Já Roberto Dias, professor de Direito Constitucional da Pontifícia Universidade Católica de São Paulo (PUC-SP), pondera que há o risco de senadores legislarem em causa própria na alteração da lei, mas ressalta que o exercício do mandato é uma prerrogativa protegida pela Constituição. Ele acredita que a legislação poderia ter regras mais equilibradas para evitar condenações graves por erros de gestão.
— Obviamente a lei foi um avanço para o combate à corrupção, mas de fato a legislação vigente tem algumas previsões extremamente genéricas — disse o professor, que defende mudanças na lei desde que o combate à corrupção não seja prejudicado.
— O que não pode é afastar da gestão pública profissionais de qualidade: quem vai querer se submeter a um risco desse, comprometer a carreira e o patrimônio por um ato que entendia correto?
Prescrição
A demora no julgamento das ações é uma das queixas dos políticos. O senador Esperidião Amin (Progressistas-SC) é alvo de ação proposta pelo Ministério Público, que questionou o patrocínio dado pela empresa catarinense de energia, a Celesc, ao réveillon de Laguna em 2001. O processo ficou suspenso por decisão judicial até que o Supremo julgasse o tema da prescrição de atos de improbidade administrativa.

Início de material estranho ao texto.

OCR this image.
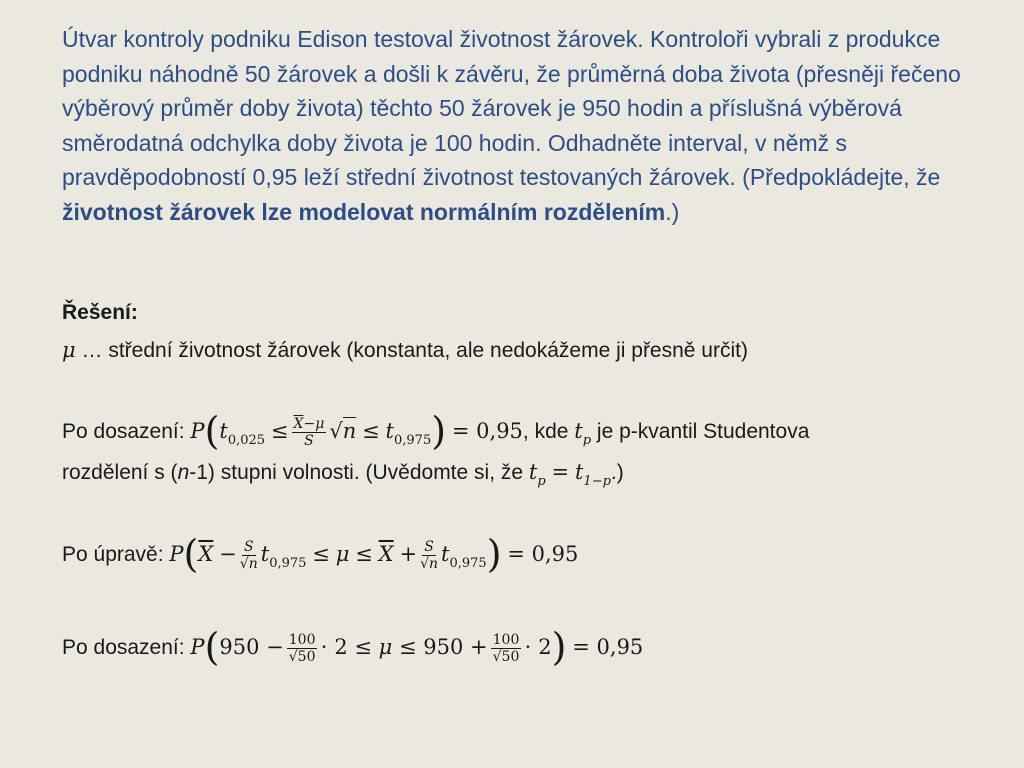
Útvar kontroly podniku Edison testoval životnost žárovek. Kontroloři vybrali z produkce podniku náhodně 50 žárovek a došli k závěru, že průměrná doba života (přesněji řečeno výběrový průměr doby života) těchto 50 žárovek je 950 hodin a příslušná výběrová směrodatná odchylka doby života je 100 hodin. Odhadněte interval, v němž s pravděpodobností 0,95 leží střední životnost testovaných žárovek. (Předpokládejte, že životnost žárovek lze modelovat normálním rozdělením.)
Řešení:
μ … střední životnost žárovek (konstanta, ale nedokážeme ji přesně určit)
Po dosazení: $P(t_{0,025} \le \frac{\overline{X}-\mu}{S} √n \le t_{0,975}) = 0,95$, kde $t_p$ je p-kvantil Studentova
rozdělení s (n-1) stupni volnosti. (Uvědomte si, že $t_p = t_{1-p}$.)
Po úpravě: $P(\overline{X} - \frac{S}{√n} t_{0,975} \le \mu \le \overline{X} + \frac{S}{√n} t_{0,975}) = 0,95$
Po dosazení: $P(950 - \frac{100}{√50} \cdot 2 \le \mu \le 950 + \frac{100}{√50} \cdot 2) = 0,95$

Amin era governador de Santa Catarina na época. Outras quatro ações similares, que não tiveram a tramitação suspensa, foram arquivadas.
— Agora o tema me interessa — disse o senador, em tom de brincadeira, ao ser questionado sobre a ação. — Se os contratos foram cumpridos, os serviços foram prestados, não houve irregularidade, não é correto que a pessoa fique respondendo um processo por 20 anos.
A nova lei estabelece prazo de oito anos a partir do ato para a prescrição da improbidade — hoje é de cinco anos após o político deixar o cargo. E aumenta de oito para 14 anos a inelegibilidade do condenado por enriquecimento ilícito.
"Vítima do sucessor"
Campeão de ações de improbidade entre os senadores, Nelsinho Trad (PSD-MS) disse que seu sucessor na prefeitura de Campo Grande, a qual governou de 2005 a 2013, está por trás da coleção de processos — atualmente 17 — que o parlamentar responde na Justiça.
— Meu sucessor foi um adversário político que se pautou apenas e tão somente em abrir procedimentos investigatórios contra os atos da gestão que representei — afirmou.
Segundo ele, foram mais de duas centenas de processos:
— E a grande maioria não evoluiu. Restaram esses que tratam de placas indicativas de inaugurações de obras, alimentos para merenda, operações logísticas de tapa-buraco, tratamento de resíduos sólidos a plano de saneamento básico, além de esgotamento sanitário e promoções de servidores efetivos.
O senador defendeu as mudanças na Lei de Improbidade para retirar a responsabilização em razão de culpa do administrador.
— Acredito que deva ser evidenciada a intenção dolosa do gestor.
E concluiu:
— A responsabilização pura e simples do agente político - que habitualmente tem sob sua coordenação dezenas de unidades administrativas e milhares de funcionários públicos sob sua direção - não parece ser justa.
Colega de partido de Trad, o senador Vanderlan Cardoso (PSD-GO) afirmou que a ação de improbidade "se banalizou".
— Muitas vezes não tem dolo, não teve prejuízo ao erário, mas você tem que ficar respondendo por isso — afirmou.
Cardoso é réu em ação que apura irregularidades no convênio com escolinhas esportivas de R$ 250 mil em Goiás. Ele afirma que o convênio foi regular e teve aval do Tribunal de Contas.
Já o senador Fernando Bezerra Coelho (MDB-PE) responde processos por atos enquanto prefeito de Petrolina, em razão da execução de obras de saneamento.
— Não havia elemento sequer para abrir uma ação criminal, imagina uma ação civil de improbidade — disse.
O senador afirma que ainda não formou juízo sobre as mudanças na Lei de Improbidade.